Bo Burnham. Photo: Joe Scarnici/Getty Images for New York Magazi

In a candid conversation during this year’s Vulture Festival L.A., Bo Burnham gave the audience a snapshot of his approach to crafting the screenplay for his debut feature, Eighth Grade.

The comedian cum writer-director, who is riding off the momentum of multiple Gotham and Independent Spirit Award nominations for his A24 hit, had grown bored with how young people were portrayed in media, so he went to great lengths to avoid writing his characters as hyper-articulate or confidently in-command of their own narrative.

“A lot of media opens with a young kid making a video or doing voice-over, and they have this ability to speak in way that’s suspiciously similar to a screenwriter’s ability to speak,” he said. “Awkwardness has been commodified, so it was important to me that these kids weren’t perfectly presentable or aware of their awkwardness or emulate the characters they’ve seen represented in other movies.”

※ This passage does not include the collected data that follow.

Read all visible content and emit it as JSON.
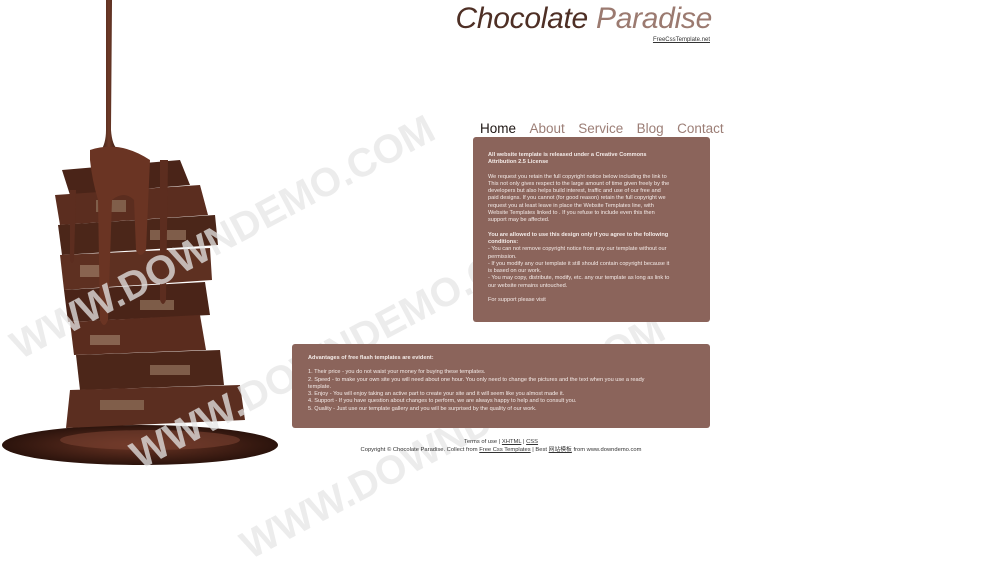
{
  "header": {
    "title_word1": "Chocolate",
    "title_word2": "Paradise",
    "credit_link": "FreeCssTemplate.net"
  },
  "nav": {
    "items": [
      "Home",
      "About",
      "Service",
      "Blog",
      "Contact"
    ],
    "active": "Home"
  },
  "license_box": {
    "heading_line1": "All website template is released under a Creative Commons",
    "heading_line2": "Attribution 2.5 License",
    "paragraph_lines": [
      "We request you retain the full copyright notice below including the link to",
      "This not only gives respect to the large amount of time given freely by the",
      "developers but also helps build interest, traffic and use of our free and",
      "paid designs. If you cannot (for good reason) retain the full copyright we",
      "request you at least leave in place the Website Templates line, with",
      "Website Templates linked to . If you refuse to include even this then",
      "support may be affected."
    ],
    "conditions_heading_line1": "You are allowed to use this design only if you agree to the following",
    "conditions_heading_line2": "conditions:",
    "conditions_lines": [
      "- You can not remove copyright notice from any our template without our",
      "permission.",
      "- If you modify any our template it still should contain copyright because it",
      "is based on our work.",
      "- You may copy, distribute, modify, etc. any our template as long as link to",
      "our website remains untouched."
    ],
    "support_text": "For support please visit"
  },
  "advantages_box": {
    "heading": "Advantages of free flash templates are evident:",
    "lines": [
      "1. Their price - you do not waist your money for buying these templates.",
      "2. Speed - to make your own site you will need about one hour. You only need to change the pictures and the text when you use a ready",
      "template.",
      "3. Enjoy - You will enjoy taking an active part to create your site and it will seem like you almost made it.",
      "4. Support - If you have question about changes to perform, we are always happy to help and to consult you.",
      "5. Quality - Just use our template gallery and you will be surprised by the quality of our work."
    ]
  },
  "footer": {
    "terms_text": "Terms of use |",
    "xhtml_link": "XHTML",
    "sep": "|",
    "css_link": "CSS",
    "copyright_text": "Copyright © Chocolate Paradise. Collect from",
    "free_css_link": "Free Css Templates",
    "best_text": "| Best",
    "chinese_link": "网站模板",
    "from_text": "from www.downdemo.com"
  },
  "watermark": {
    "text": "WWW.DOWNDEMO.COM"
  },
  "colors": {
    "box_bg": "#8b645b",
    "title_dark": "#4e2f25",
    "title_light": "#9b7a70",
    "nav_inactive": "#9c7e76",
    "nav_active": "#1e1613"
  }
}
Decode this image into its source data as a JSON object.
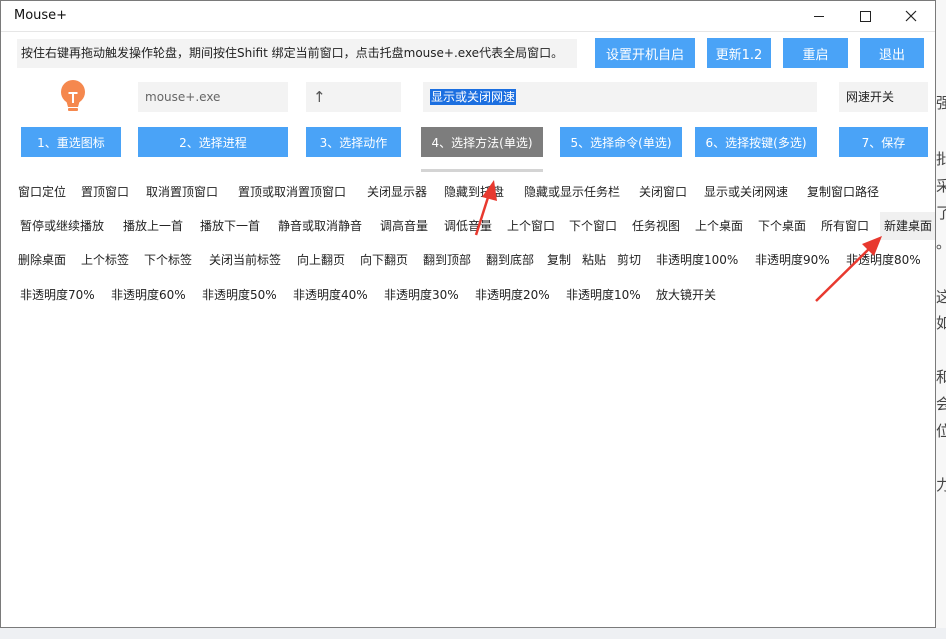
{
  "window": {
    "title": "Mouse+",
    "controls": {
      "minimize": "minimize",
      "maximize": "maximize",
      "close": "close"
    }
  },
  "toolbar": {
    "info": "按住右键再拖动触发操作轮盘，期间按住Shifit 绑定当前窗口，点击托盘mouse+.exe代表全局窗口。",
    "autostart_label": "设置开机自启",
    "update_label": "更新1.2",
    "restart_label": "重启",
    "exit_label": "退出"
  },
  "fields": {
    "process": "mouse+.exe",
    "action": "↑",
    "method_selected": "显示或关闭网速",
    "command": "网速开关"
  },
  "steps": [
    {
      "label": "1、重选图标"
    },
    {
      "label": "2、选择进程"
    },
    {
      "label": "3、选择动作"
    },
    {
      "label": "4、选择方法(单选)"
    },
    {
      "label": "5、选择命令(单选)"
    },
    {
      "label": "6、选择按键(多选)"
    },
    {
      "label": "7、保存"
    }
  ],
  "options": [
    "窗口定位",
    "置顶窗口",
    "取消置顶窗口",
    "置顶或取消置顶窗口",
    "关闭显示器",
    "隐藏到托盘",
    "隐藏或显示任务栏",
    "关闭窗口",
    "显示或关闭网速",
    "复制窗口路径",
    "暂停或继续播放",
    "播放上一首",
    "播放下一首",
    "静音或取消静音",
    "调高音量",
    "调低音量",
    "上个窗口",
    "下个窗口",
    "任务视图",
    "上个桌面",
    "下个桌面",
    "所有窗口",
    "新建桌面",
    "删除桌面",
    "上个标签",
    "下个标签",
    "关闭当前标签",
    "向上翻页",
    "向下翻页",
    "翻到顶部",
    "翻到底部",
    "复制",
    "粘贴",
    "剪切",
    "非透明度100%",
    "非透明度90%",
    "非透明度80%",
    "非透明度70%",
    "非透明度60%",
    "非透明度50%",
    "非透明度40%",
    "非透明度30%",
    "非透明度20%",
    "非透明度10%",
    "放大镜开关"
  ],
  "background_glyphs": [
    "强",
    "批",
    "采",
    "了",
    "。",
    "这",
    "如",
    "和",
    "会",
    "位",
    "力"
  ],
  "colors": {
    "button_blue": "#4aa3f7",
    "active_step_gray": "#7d7d7d",
    "annotation_red": "#e8392f",
    "bulb_orange": "#f5884e",
    "selection_blue": "#1c6fe0"
  }
}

Eighth Grade, which follows eighth grader Kayla (Elsie Fisher) as she navigates the anxiety and alienation of both the middle school and online experience, is about the chasm between the person we present to the public and our private selves. Burnham — who rose to fame making musical-comedy videos on YouTube —went to great lengths to capture that push-pull young people battle as they struggle to find their voice. He spent hours watching videos of young girls directly addressing the camera with existential titles like ‘Who Am I?’ and transcribing them word for word, including the um’s, uh’s, and nervous stutters.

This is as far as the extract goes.